Tutta l’Italia è pronta a celebrare il cantautore (lui "rinnegato” riuscito a deridere in un brano, anche la categoria a cui appartiene) che primo fra tutti ha reso una ballata d’amore rock, che ha riempito 15 stadi in un mese nel 1980, l’unico che come l’amico Fabrizio De André non ha mai smesso di fare poesia.

Buon compleanno Edoardo, in direzione ostinata e contraria. Parlare del tempo che scorre per l’artista reduce del successo al Circo Massimo a Roma, è già passato, sta già pensando al prossimo giro di chitarra, alla prossima armonia, “parlo di presente”, dice spesso con il suo sorriso beffardo.

E parla di futuro quando, ad esempio, dipinge quadri sull’esodo dei migranti dai Sud del mondo, canta l’ambiente negato o la guerra che, si chiedeva oltre 20 anni fa in un brano, “a che cosa serve?”.

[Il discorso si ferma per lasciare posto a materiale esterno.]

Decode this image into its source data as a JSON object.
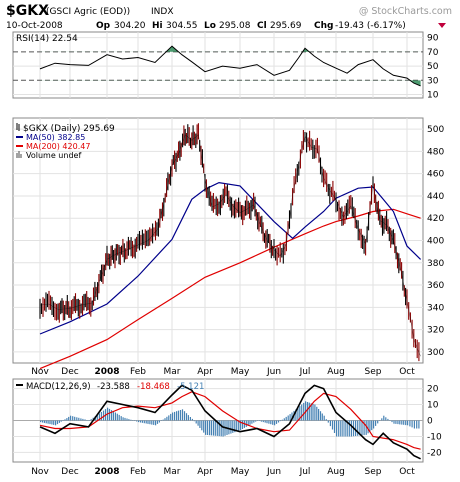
{
  "header": {
    "symbol": "$GKX",
    "desc": "(GSCI Agric (EOD))",
    "exchange": "INDX",
    "watermark": "@ StockCharts.com",
    "date": "10-Oct-2008",
    "open_label": "Op",
    "open": "304.20",
    "high_label": "Hi",
    "high": "304.55",
    "low_label": "Lo",
    "low": "295.08",
    "close_label": "Cl",
    "close": "295.69",
    "change_label": "Chg",
    "change": "-19.43 (-6.17%)"
  },
  "rsi_label": "RSI(14) 22.54",
  "legend": {
    "price": "$GKX (Daily) 295.69",
    "ma50": "MA(50) 382.85",
    "ma200": "MA(200) 420.47",
    "volume": "Volume undef"
  },
  "macd_label": {
    "name": "MACD(12,26,9)",
    "macd": "-23.588",
    "signal": "-18.468",
    "hist": "-5.121"
  },
  "colors": {
    "ma50": "#00008b",
    "ma200": "#e00000",
    "rsi_fill": "#2e8b57",
    "hist": "#4682b4",
    "up": "#000000",
    "down": "#8b0000"
  },
  "chart_data": {
    "type": "line",
    "months": [
      "Nov",
      "Dec",
      "2008",
      "Feb",
      "Mar",
      "Apr",
      "May",
      "Jun",
      "Jul",
      "Aug",
      "Sep",
      "Oct"
    ],
    "price_axis": {
      "ticks": [
        300,
        320,
        340,
        360,
        380,
        400,
        420,
        440,
        460,
        480,
        500
      ],
      "range": [
        290,
        510
      ]
    },
    "rsi_axis": {
      "ticks": [
        10,
        30,
        50,
        70,
        90
      ],
      "levels": [
        30,
        70
      ],
      "range": [
        5,
        98
      ]
    },
    "macd_axis": {
      "ticks": [
        -20,
        -10,
        0,
        10,
        20
      ],
      "range": [
        -26,
        26
      ]
    },
    "series": [
      {
        "name": "$GKX",
        "x": [
          0,
          0.3,
          0.6,
          1,
          1.3,
          1.6,
          2,
          2.3,
          2.6,
          3,
          3.3,
          3.6,
          4,
          4.2,
          4.4,
          4.6,
          4.8,
          5,
          5.2,
          5.4,
          5.6,
          5.8,
          6,
          6.2,
          6.4,
          6.6,
          6.8,
          7,
          7.2,
          7.4,
          7.6,
          7.8,
          8,
          8.2,
          8.4,
          8.6,
          8.8,
          9,
          9.2,
          9.4,
          9.6,
          9.8,
          10,
          10.2,
          10.4,
          10.6,
          10.8,
          11,
          11.1,
          11.2,
          11.3,
          11.4
        ],
        "values": [
          342,
          343,
          338,
          339,
          342,
          344,
          383,
          388,
          391,
          396,
          400,
          411,
          467,
          478,
          495,
          490,
          495,
          455,
          430,
          433,
          441,
          431,
          425,
          428,
          432,
          414,
          400,
          392,
          386,
          397,
          441,
          468,
          494,
          484,
          482,
          456,
          445,
          437,
          421,
          431,
          410,
          397,
          450,
          418,
          414,
          400,
          376,
          346,
          330,
          312,
          303,
          296
        ]
      },
      {
        "name": "MA(50)",
        "x": [
          0,
          1,
          2,
          3,
          4,
          4.6,
          5,
          5.4,
          6,
          7,
          7.6,
          8,
          8.6,
          9,
          9.6,
          10,
          10.6,
          11,
          11.4
        ],
        "values": [
          316,
          327,
          343,
          368,
          401,
          437,
          446,
          452,
          449,
          417,
          402,
          412,
          426,
          438,
          447,
          448,
          426,
          395,
          383
        ]
      },
      {
        "name": "MA(200)",
        "x": [
          0,
          1,
          2,
          3,
          4,
          5,
          6,
          7,
          8,
          8.6,
          9,
          9.6,
          10,
          10.6,
          11,
          11.4
        ],
        "values": [
          285,
          296,
          311,
          329,
          348,
          367,
          380,
          394,
          406,
          413,
          417,
          422,
          426,
          428,
          424,
          420
        ]
      },
      {
        "name": "RSI(14)",
        "x": [
          0,
          0.5,
          1,
          1.5,
          2,
          2.5,
          3,
          3.5,
          4,
          4.3,
          4.6,
          5,
          5.5,
          6,
          6.5,
          7,
          7.5,
          7.8,
          8,
          8.3,
          8.6,
          9,
          9.3,
          9.6,
          10,
          10.3,
          10.6,
          11,
          11.2,
          11.4
        ],
        "values": [
          46,
          54,
          52,
          51,
          66,
          60,
          62,
          55,
          78,
          66,
          56,
          42,
          50,
          47,
          52,
          37,
          44,
          62,
          75,
          64,
          55,
          47,
          40,
          52,
          59,
          46,
          37,
          33,
          26,
          22
        ]
      },
      {
        "name": "MACD",
        "x": [
          0,
          0.5,
          1,
          1.5,
          2,
          2.5,
          3,
          3.5,
          4,
          4.3,
          4.6,
          5,
          5.5,
          6,
          6.5,
          7,
          7.5,
          8,
          8.3,
          8.6,
          9,
          9.4,
          9.8,
          10,
          10.3,
          10.6,
          11,
          11.2,
          11.4
        ],
        "values": [
          -4,
          -8,
          -2,
          -4,
          12,
          10,
          8,
          5,
          16,
          22,
          19,
          6,
          -4,
          -7,
          -5,
          -10,
          -2,
          17,
          22,
          20,
          5,
          -3,
          -12,
          -15,
          -8,
          -14,
          -18,
          -22,
          -24
        ]
      },
      {
        "name": "Signal",
        "x": [
          0,
          0.5,
          1,
          1.5,
          2,
          2.5,
          3,
          3.5,
          4,
          4.3,
          4.6,
          5,
          5.5,
          6,
          6.5,
          7,
          7.5,
          8,
          8.3,
          8.6,
          9,
          9.4,
          9.8,
          10,
          10.3,
          10.6,
          11,
          11.2,
          11.4
        ],
        "values": [
          -3,
          -5,
          -5,
          -4,
          4,
          8,
          9,
          8,
          11,
          15,
          18,
          15,
          6,
          -1,
          -5,
          -7,
          -6,
          5,
          12,
          17,
          15,
          7,
          -3,
          -10,
          -11,
          -12,
          -15,
          -17,
          -18
        ]
      },
      {
        "name": "Histogram",
        "x": [
          0,
          0.5,
          1,
          1.5,
          2,
          2.5,
          3,
          3.5,
          4,
          4.3,
          4.6,
          5,
          5.5,
          6,
          6.5,
          7,
          7.5,
          8,
          8.3,
          8.6,
          9,
          9.4,
          9.8,
          10,
          10.3,
          10.6,
          11,
          11.2,
          11.4
        ],
        "values": [
          -1,
          -3,
          3,
          0,
          8,
          2,
          -1,
          -3,
          5,
          7,
          1,
          -9,
          -10,
          -6,
          0,
          -3,
          4,
          12,
          10,
          3,
          -10,
          -10,
          -9,
          -5,
          3,
          -2,
          -3,
          -5,
          -5
        ]
      }
    ]
  }
}
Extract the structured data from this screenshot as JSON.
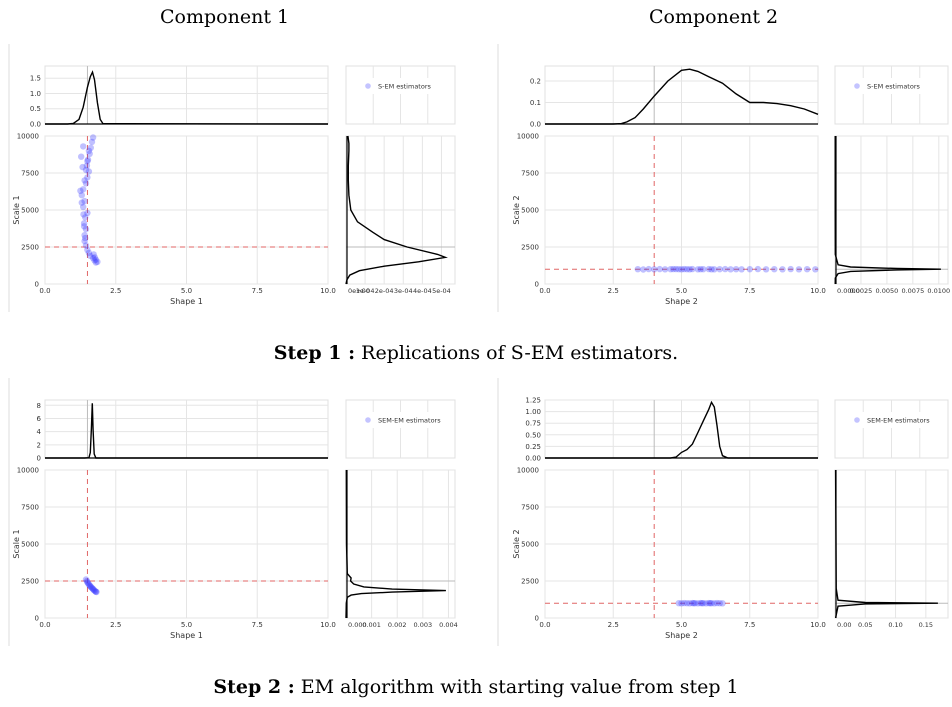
{
  "titles": {
    "component_1": "Component 1",
    "component_2": "Component 2"
  },
  "captions": {
    "step1_bold": "Step 1 :",
    "step1_text": "Replications of S-EM estimators.",
    "step2_bold": "Step 2 :",
    "step2_text": "EM algorithm with starting value from step 1"
  },
  "colors": {
    "points": "#3b3bff",
    "reference": "#e06666",
    "density": "#000000",
    "grid": "#e5e5e5"
  },
  "chart_data": [
    {
      "type": "scatter",
      "step": 1,
      "component": 1,
      "legend": "S-EM estimators",
      "xlabel": "Shape  1",
      "ylabel": "Scale  1",
      "xlim": [
        0,
        10
      ],
      "ylim": [
        0,
        10000
      ],
      "x_ticks": [
        "0.0",
        "2.5",
        "5.0",
        "7.5",
        "10.0"
      ],
      "y_ticks": [
        "0",
        "2500",
        "5000",
        "7500",
        "10000"
      ],
      "reference": {
        "x": 1.5,
        "y": 2500
      },
      "top_density": {
        "ylim": [
          0,
          1.9
        ],
        "y_ticks": [
          "0.0",
          "0.5",
          "1.0",
          "1.5"
        ],
        "x": [
          0,
          0.8,
          1.0,
          1.2,
          1.35,
          1.5,
          1.6,
          1.68,
          1.75,
          1.85,
          1.95,
          2.05,
          10
        ],
        "y": [
          0,
          0,
          0.02,
          0.15,
          0.55,
          1.2,
          1.55,
          1.7,
          1.45,
          0.7,
          0.15,
          0.01,
          0
        ]
      },
      "right_density": {
        "xlim": [
          0,
          0.00055
        ],
        "x_ticks": [
          "0e+00",
          "1e-04",
          "2e-04",
          "3e-04",
          "4e-04",
          "5e-04"
        ],
        "y": [
          10000,
          9500,
          9000,
          8000,
          7000,
          6000,
          5000,
          4200,
          3500,
          3000,
          2500,
          2000,
          1800,
          1500,
          1200,
          900,
          600,
          300,
          0
        ],
        "x": [
          1e-05,
          1.5e-05,
          1.5e-05,
          1.2e-05,
          1.2e-05,
          1.5e-05,
          2.5e-05,
          6e-05,
          0.00014,
          0.0002,
          0.00032,
          0.00048,
          0.00052,
          0.00038,
          0.0002,
          7e-05,
          2e-05,
          5e-06,
          0
        ]
      },
      "points": {
        "shape": [
          1.8,
          1.85,
          1.75,
          1.7,
          1.6,
          1.55,
          1.5,
          1.45,
          1.4,
          1.4,
          1.45,
          1.38,
          1.42,
          1.5,
          1.35,
          1.4,
          1.3,
          1.35,
          1.45,
          1.5,
          1.55,
          1.48,
          1.52,
          1.58,
          1.62,
          1.66,
          1.7,
          1.72,
          1.76,
          1.8,
          1.42,
          1.38,
          1.36,
          1.3,
          1.25,
          1.4,
          1.45,
          1.5,
          1.55,
          1.35,
          1.28,
          1.33
        ],
        "scale": [
          1450,
          1500,
          1600,
          1750,
          1900,
          2100,
          2300,
          2600,
          2900,
          3300,
          3700,
          4100,
          4500,
          4800,
          5200,
          5600,
          6000,
          6400,
          6800,
          7200,
          7600,
          8000,
          8400,
          8800,
          9200,
          9600,
          9900,
          2000,
          1800,
          1650,
          3100,
          3900,
          4700,
          5500,
          6300,
          7000,
          7700,
          8300,
          9000,
          9300,
          8600,
          7900
        ]
      }
    },
    {
      "type": "scatter",
      "step": 1,
      "component": 2,
      "legend": "S-EM estimators",
      "xlabel": "Shape  2",
      "ylabel": "Scale  2",
      "xlim": [
        0,
        10
      ],
      "ylim": [
        0,
        10000
      ],
      "x_ticks": [
        "0.0",
        "2.5",
        "5.0",
        "7.5",
        "10.0"
      ],
      "y_ticks": [
        "0",
        "2500",
        "5000",
        "7500",
        "10000"
      ],
      "reference": {
        "x": 4,
        "y": 1000
      },
      "top_density": {
        "ylim": [
          0,
          0.27
        ],
        "y_ticks": [
          "0.0",
          "0.1",
          "0.2"
        ],
        "x": [
          0,
          2.5,
          2.8,
          3.0,
          3.3,
          3.6,
          4.0,
          4.5,
          5.0,
          5.3,
          5.6,
          6.0,
          6.5,
          7.0,
          7.5,
          8.0,
          8.5,
          9.0,
          9.5,
          10.0
        ],
        "y": [
          0,
          0,
          0.002,
          0.01,
          0.03,
          0.07,
          0.13,
          0.2,
          0.25,
          0.255,
          0.245,
          0.22,
          0.19,
          0.14,
          0.1,
          0.1,
          0.095,
          0.085,
          0.07,
          0.045
        ]
      },
      "right_density": {
        "xlim": [
          0,
          0.0105
        ],
        "x_ticks": [
          "0.0000",
          "0.0025",
          "0.0050",
          "0.0075",
          "0.0100"
        ],
        "y": [
          10000,
          5000,
          2000,
          1300,
          1150,
          1050,
          1000,
          950,
          850,
          700,
          400,
          0
        ],
        "x": [
          2e-05,
          2e-05,
          3e-05,
          0.0003,
          0.0015,
          0.006,
          0.0102,
          0.006,
          0.0015,
          0.0003,
          3e-05,
          2e-05
        ]
      },
      "points": {
        "shape": [
          3.4,
          3.6,
          3.8,
          4.0,
          4.2,
          4.4,
          4.6,
          4.8,
          5.0,
          5.2,
          5.4,
          5.6,
          5.8,
          6.0,
          6.2,
          6.4,
          6.6,
          6.8,
          7.0,
          7.2,
          7.5,
          7.8,
          8.1,
          8.4,
          8.7,
          9.0,
          9.3,
          9.6,
          9.9,
          5.1,
          5.3,
          4.9,
          4.7,
          6.1,
          5.7
        ],
        "scale": [
          1000,
          980,
          1010,
          990,
          1005,
          995,
          1000,
          1010,
          990,
          1000,
          1005,
          995,
          1000,
          1010,
          990,
          1000,
          1005,
          995,
          1000,
          990,
          1000,
          1010,
          995,
          1000,
          990,
          1005,
          995,
          1000,
          990,
          1010,
          990,
          1000,
          1005,
          995,
          1000
        ]
      }
    },
    {
      "type": "scatter",
      "step": 2,
      "component": 1,
      "legend": "SEM-EM estimators",
      "xlabel": "Shape  1",
      "ylabel": "Scale  1",
      "xlim": [
        0,
        10
      ],
      "ylim": [
        0,
        10000
      ],
      "x_ticks": [
        "0.0",
        "2.5",
        "5.0",
        "7.5",
        "10.0"
      ],
      "y_ticks": [
        "0",
        "2500",
        "5000",
        "7500",
        "10000"
      ],
      "reference": {
        "x": 1.5,
        "y": 2500
      },
      "top_density": {
        "ylim": [
          0,
          8.8
        ],
        "y_ticks": [
          "0",
          "2",
          "4",
          "6",
          "8"
        ],
        "x": [
          0,
          1.4,
          1.55,
          1.6,
          1.64,
          1.67,
          1.7,
          1.74,
          1.8,
          10
        ],
        "y": [
          0,
          0,
          0.05,
          0.8,
          4.5,
          8.3,
          4.2,
          0.6,
          0,
          0
        ]
      },
      "right_density": {
        "xlim": [
          0,
          0.0041
        ],
        "x_ticks": [
          "0.000",
          "0.001",
          "0.002",
          "0.003",
          "0.004"
        ],
        "y": [
          10000,
          5000,
          3000,
          2700,
          2500,
          2300,
          2100,
          1950,
          1850,
          1750,
          1650,
          1550,
          1400,
          1000,
          0
        ],
        "x": [
          1e-05,
          2e-05,
          5e-05,
          0.0002,
          0.00018,
          0.0003,
          0.0007,
          0.0018,
          0.0039,
          0.0018,
          0.0006,
          0.0002,
          5e-05,
          1e-05,
          0
        ]
      },
      "points": {
        "shape": [
          1.45,
          1.48,
          1.5,
          1.52,
          1.55,
          1.58,
          1.6,
          1.62,
          1.65,
          1.68,
          1.7,
          1.72,
          1.75,
          1.78,
          1.8,
          1.82
        ],
        "scale": [
          2600,
          2500,
          2420,
          2350,
          2280,
          2200,
          2150,
          2100,
          2050,
          2000,
          1950,
          1900,
          1850,
          1800,
          1780,
          1760
        ]
      }
    },
    {
      "type": "scatter",
      "step": 2,
      "component": 2,
      "legend": "SEM-EM estimators",
      "xlabel": "Shape  2",
      "ylabel": "Scale  2",
      "xlim": [
        0,
        10
      ],
      "ylim": [
        0,
        10000
      ],
      "x_ticks": [
        "0.0",
        "2.5",
        "5.0",
        "7.5",
        "10.0"
      ],
      "y_ticks": [
        "0",
        "2500",
        "5000",
        "7500",
        "10000"
      ],
      "reference": {
        "x": 4,
        "y": 1000
      },
      "top_density": {
        "ylim": [
          0,
          1.25
        ],
        "y_ticks": [
          "0.00",
          "0.25",
          "0.50",
          "0.75",
          "1.00",
          "1.25"
        ],
        "x": [
          0,
          4.6,
          4.8,
          5.0,
          5.2,
          5.4,
          5.6,
          5.8,
          6.0,
          6.1,
          6.2,
          6.3,
          6.4,
          6.5,
          6.7,
          10
        ],
        "y": [
          0,
          0,
          0.02,
          0.12,
          0.18,
          0.3,
          0.55,
          0.8,
          1.05,
          1.2,
          1.1,
          0.7,
          0.25,
          0.05,
          0,
          0
        ]
      },
      "right_density": {
        "xlim": [
          0,
          0.18
        ],
        "x_ticks": [
          "0.00",
          "0.05",
          "0.10",
          "0.15"
        ],
        "y": [
          10000,
          2000,
          1200,
          1050,
          1000,
          950,
          800,
          0
        ],
        "x": [
          0.001,
          0.002,
          0.005,
          0.05,
          0.17,
          0.05,
          0.005,
          0.001
        ]
      },
      "points": {
        "shape": [
          4.9,
          5.0,
          5.1,
          5.2,
          5.3,
          5.4,
          5.5,
          5.6,
          5.7,
          5.8,
          5.9,
          6.0,
          6.1,
          6.2,
          6.3,
          6.4,
          6.5,
          5.45,
          5.75,
          6.05
        ],
        "scale": [
          1000,
          990,
          1010,
          1000,
          995,
          1005,
          1000,
          990,
          1010,
          1000,
          995,
          1005,
          1000,
          990,
          1010,
          1000,
          995,
          1000,
          1000,
          1000
        ]
      }
    }
  ]
}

Profeta della favola a suon di rock, Peter Pan, Pinocchio, Mangiafuoco. Con quest’ultima figura definisce spesso chi trasforma la musica in mercato e pensa solo ai sold out. Bambino prodigio con i fratelli, Eugenio e Giorgio, salpati in Sud America in trio a cantare sulle navi. Ogni favola è un gioco e per Bennato il gioco è la musica, quella fa 55 come il civico dei Campi Flegrei dove è cresciuto.